March 23, 2012

The Impenetrable Boundary

I find this case really interesting, as it touches on a subject that is not often spoken about in an analytical way. Rather, society as a whole views this group of people with disdain, and instead of trying to understand what makes prison inmates so fearful and strange to us, we tend to discriminate and place them in a sort of impenetrable box that removes "them" from "us." I also am fascinated with this case because one of my brothers spent some time working as a detention officer, and I find a lot of the things mentioned in this case match up with my brother's feelings and experiences.

One thing that is most interesting to me is this divide that Sharon Daniel mentions between "us" and "them." She says in her provocative invitation, "Walk with me across this boundary between inside and outside, bare-life and human-life, and listen to Public Secrets." (Daniel) This statement alone reaffirms the idea that there is a distinction or "boundary" between inmates and people who have never committed a crime. There is a line drawn, and if you are on the inmate side you are "bad" and "other," and if you have not committed a crime (or have never been caught, rather), you are part of the "us" group, and you are good. Judging by the statements made by several of the inmates, I think it is fair to say that they are not only aware of this "othering," but they are also marred by it. The fear that the general public feels toward prisoners is sometimes unwarranted. And this causes the prisoners hardship when they are released as well as hardship while they are on the inside looking out.

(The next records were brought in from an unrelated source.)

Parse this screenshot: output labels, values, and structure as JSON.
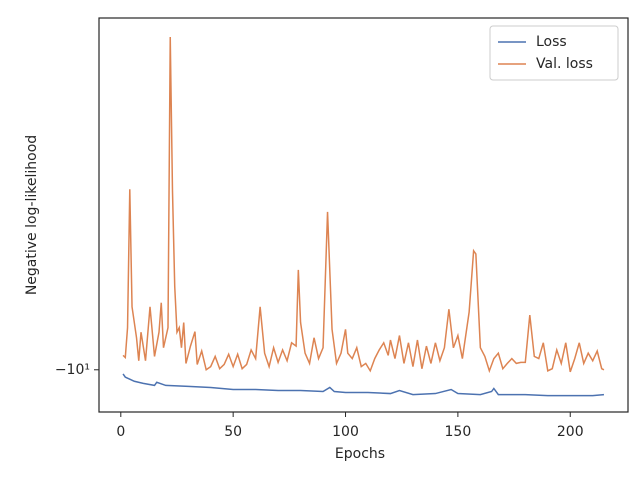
{
  "chart_data": {
    "type": "line",
    "xlabel": "Epochs",
    "ylabel": "Negative log-likelihood",
    "yscale": "symlog",
    "legend": "upper right",
    "xlim": [
      -9.7,
      225.7
    ],
    "xticks": [
      0,
      50,
      100,
      150,
      200
    ],
    "ylim": [
      -10.83,
      -5
    ],
    "yticks": [
      {
        "value": -10,
        "label": "−10¹"
      }
    ],
    "series": [
      {
        "name": "Loss",
        "color": "#4c72b0",
        "x": [
          1,
          2,
          4,
          6,
          10,
          15,
          16,
          20,
          30,
          40,
          50,
          60,
          70,
          80,
          90,
          93,
          95,
          100,
          110,
          120,
          124,
          130,
          140,
          147,
          150,
          160,
          165,
          166,
          168,
          180,
          190,
          200,
          210,
          215
        ],
        "values": [
          -10.08,
          -10.14,
          -10.18,
          -10.22,
          -10.26,
          -10.3,
          -10.24,
          -10.3,
          -10.32,
          -10.34,
          -10.38,
          -10.38,
          -10.4,
          -10.4,
          -10.42,
          -10.34,
          -10.42,
          -10.44,
          -10.44,
          -10.46,
          -10.4,
          -10.48,
          -10.46,
          -10.38,
          -10.46,
          -10.48,
          -10.42,
          -10.36,
          -10.48,
          -10.48,
          -10.5,
          -10.5,
          -10.5,
          -10.48
        ]
      },
      {
        "name": "Val. loss",
        "color": "#dd8452",
        "x": [
          1,
          2,
          3,
          4,
          5,
          7,
          8,
          9,
          11,
          13,
          15,
          17,
          18,
          19,
          21,
          22,
          23,
          24,
          25,
          26,
          27,
          28,
          29,
          31,
          33,
          34,
          36,
          38,
          40,
          42,
          44,
          46,
          48,
          50,
          52,
          54,
          56,
          58,
          60,
          62,
          64,
          66,
          68,
          70,
          72,
          74,
          76,
          78,
          79,
          80,
          82,
          84,
          86,
          88,
          90,
          92,
          94,
          96,
          98,
          100,
          101,
          103,
          105,
          107,
          109,
          111,
          113,
          115,
          117,
          119,
          120,
          122,
          124,
          126,
          128,
          130,
          132,
          134,
          136,
          138,
          140,
          142,
          144,
          146,
          148,
          150,
          152,
          154,
          155,
          157,
          158,
          160,
          162,
          164,
          166,
          168,
          170,
          172,
          174,
          176,
          178,
          180,
          182,
          184,
          186,
          188,
          190,
          192,
          194,
          196,
          198,
          200,
          202,
          204,
          206,
          208,
          210,
          212,
          214,
          215
        ],
        "values": [
          -9.73,
          -9.77,
          -9.23,
          -7.06,
          -8.87,
          -9.41,
          -9.83,
          -9.31,
          -9.83,
          -8.87,
          -9.75,
          -9.31,
          -8.8,
          -9.59,
          -9.23,
          -5.2,
          -7.08,
          -8.53,
          -9.31,
          -9.23,
          -9.59,
          -9.14,
          -9.88,
          -9.56,
          -9.3,
          -9.9,
          -9.65,
          -10.0,
          -9.94,
          -9.75,
          -9.98,
          -9.9,
          -9.71,
          -9.94,
          -9.71,
          -9.98,
          -9.9,
          -9.63,
          -9.79,
          -8.87,
          -9.69,
          -9.94,
          -9.59,
          -9.86,
          -9.63,
          -9.83,
          -9.5,
          -9.56,
          -8.26,
          -9.14,
          -9.69,
          -9.88,
          -9.41,
          -9.79,
          -9.59,
          -7.38,
          -9.26,
          -9.88,
          -9.69,
          -9.26,
          -9.69,
          -9.79,
          -9.59,
          -9.94,
          -9.88,
          -10.02,
          -9.79,
          -9.63,
          -9.5,
          -9.73,
          -9.45,
          -9.79,
          -9.37,
          -9.88,
          -9.5,
          -9.94,
          -9.45,
          -9.98,
          -9.56,
          -9.88,
          -9.5,
          -9.83,
          -9.59,
          -8.91,
          -9.59,
          -9.37,
          -9.79,
          -9.23,
          -8.96,
          -7.96,
          -8.01,
          -9.59,
          -9.75,
          -10.02,
          -9.79,
          -9.69,
          -9.98,
          -9.88,
          -9.79,
          -9.88,
          -9.86,
          -9.86,
          -9.01,
          -9.75,
          -9.79,
          -9.5,
          -10.02,
          -9.98,
          -9.63,
          -9.88,
          -9.5,
          -10.04,
          -9.79,
          -9.5,
          -9.88,
          -9.69,
          -9.83,
          -9.65,
          -9.98,
          -10.0
        ]
      }
    ]
  }
}
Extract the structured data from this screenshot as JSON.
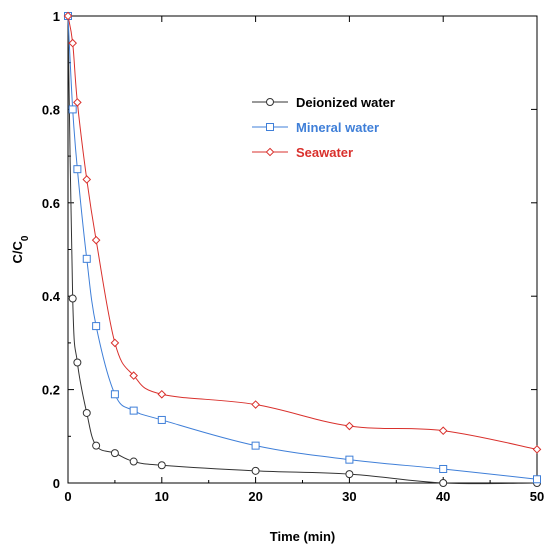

This is a complex thing for Daniel to take on, and the way that she handles it makes me wonder, can this hypertext critique be called a "speech genre" as defined by Bakhtin? To answer this, I will offer my opinion. I think that this critique could be categorized as a speech genre. There are certainly aspects that are easy to identify and compare to different genres. But I think that to put this critique into a box would do nothing more than to perpetuate the box that the prisoners discussed in this critique have already been placed in. Really, we would be looking at boxes within boxes. And I think that detracts from this case. Instead, I would propose that we employ the concept that Derrida applies to his term "differance," and apply it to this case. Derrida argues for a liberation of thinking, and a freedom from categorization. I think that this is exactly what we owe not only this case and its author, but also prisoners. If we could free this critique from all speech genres and simply examine it as an art form in its own rite, perhaps we could really get it without trying to apply constraints to it. In the same way, if we could examine prisoners as people rather than concepts (of bad and wrongdoing), perhaps we could really get them on a human level. Which seems to be what Daniel wants.